Em primeiro lugar, sustentá-los com a oração e a nossa fidelidade ao Senhor. Eles deram-nos uma valiosa demostração de fidelidade, estiveram dispostos a perder tudo para afirmar a sua fé, a sua relação com Cristo. Temos muito que aprender à luz deste testemunho. Depois, naturalmente, têm necessidade da nossa ajuda material, porque a situação deles continua a ser muito precária. A longo prazo tem de ser apoiados sobretudo na educação das crianças e dos jovens, bem como ser ajudados para poderem regressar a suas casas.
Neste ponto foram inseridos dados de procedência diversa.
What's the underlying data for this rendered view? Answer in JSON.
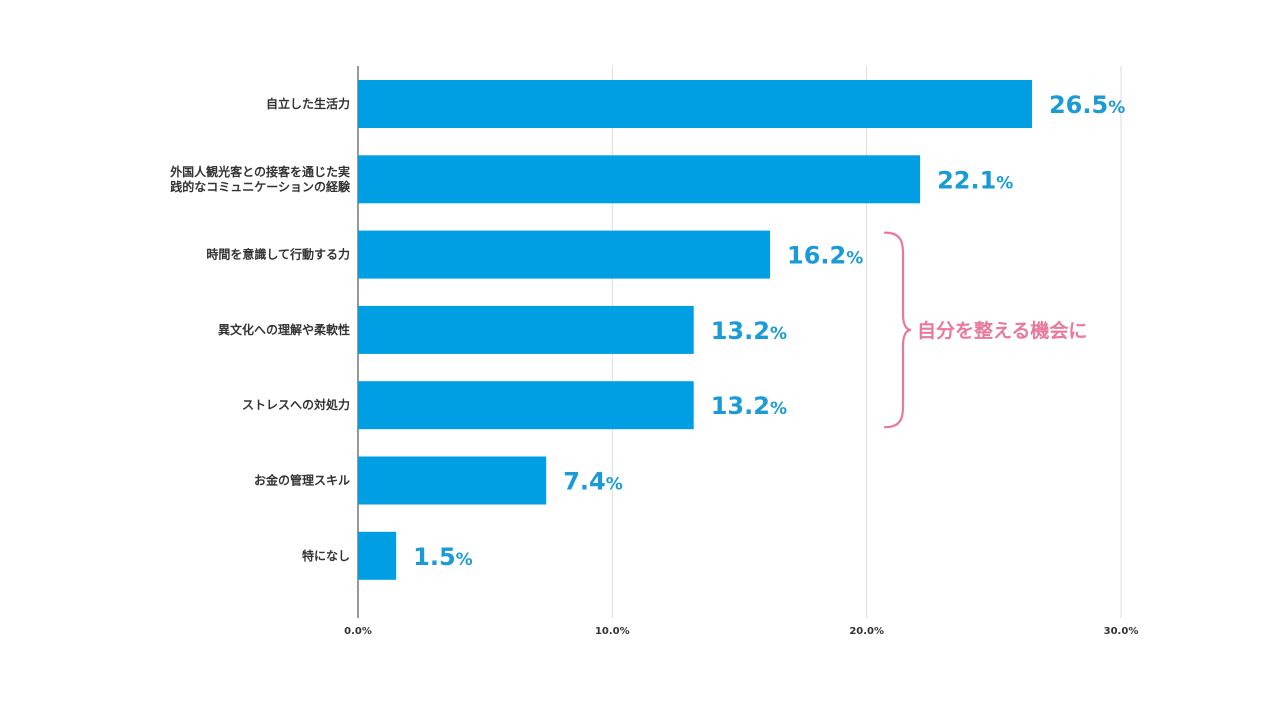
{
  "chart_data": {
    "type": "bar",
    "orientation": "horizontal",
    "categories": [
      [
        "自立した生活力"
      ],
      [
        "外国人観光客との接客を通じた実",
        "践的なコミュニケーションの経験"
      ],
      [
        "時間を意識して行動する力"
      ],
      [
        "異文化への理解や柔軟性"
      ],
      [
        "ストレスへの対処力"
      ],
      [
        "お金の管理スキル"
      ],
      [
        "特になし"
      ]
    ],
    "values": [
      26.5,
      22.1,
      16.2,
      13.2,
      13.2,
      7.4,
      1.5
    ],
    "value_labels": [
      "26.5",
      "22.1",
      "16.2",
      "13.2",
      "13.2",
      "7.4",
      "1.5"
    ],
    "value_unit": "%",
    "xlim": [
      0,
      30
    ],
    "x_ticks": [
      0,
      10,
      20,
      30
    ],
    "x_tick_labels": [
      "0.0%",
      "10.0%",
      "20.0%",
      "30.0%"
    ],
    "grid": true,
    "annotation": {
      "text": "自分を整える機会に",
      "spans_categories": [
        2,
        4
      ]
    }
  },
  "colors": {
    "bar": "#009fe3",
    "value_label": "#1a9bd7",
    "annotation": "#e8799c",
    "grid": "#dddddd",
    "axis": "#555555"
  }
}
Para fazer isto será necessário trabalhar a todos os níveis, também no plano político, a fim de poderem voltar para casa em total segurança, com uma perspectiva de trabalho e de inserção numa sociedade à qual desejam dar o seu contributo, como sempre fizeram.

E qual é a situação daqueles que vivem em Bagdade ou noutras zonas do país? Recentemente o Patriarca Sako denunciou abusos de poder e falta de protecção…
É preciso estarmos muito próximos deles. A opção de ficar implica um grande amor pela presença cristã e também um amore pela pátria deles, por um país a que pertencem desde as origens… Muitos desejam ficar apesar das dificuldades. Havia um bom relacionamento com os muçulmanos, que nalguns casos se conservou e noutros se deteriorou. Neste sentido haverá muito a reconstruir. Por vezes, num contexto de instabilidade, os extremistas aproveitam para se introduzir, criando um grave prejuízo. Isto provocou feridas a única resposta será o perdão que só pode vir de Deus. Os líderes religiosos, neste contexto, têm a grande responsabilidade de promover o diálogo e a reconciliação entre todos os indivíduos.

Em vésperas de partir para esta autêntica periferia, como diria Francisco, o que tem a pedir-nos a nós católicos ocidentais em geral?
A coisa mais importante é não esquecerem estes cristãos. Às vezes, quando sucede uma grande tragédia, lembramo-nos deles, mas pouco depois desaparecem de cena. Não esquecê-los, acompanhá-los com a nossa oração e a nossa ajuda material, e também aprendermos deles o testemunho. Creio que o testemunho deles pode ser um grande estímulo para fazer aumentar a nossa fé, este tesouro que devemos pôr ao serviço dos outros.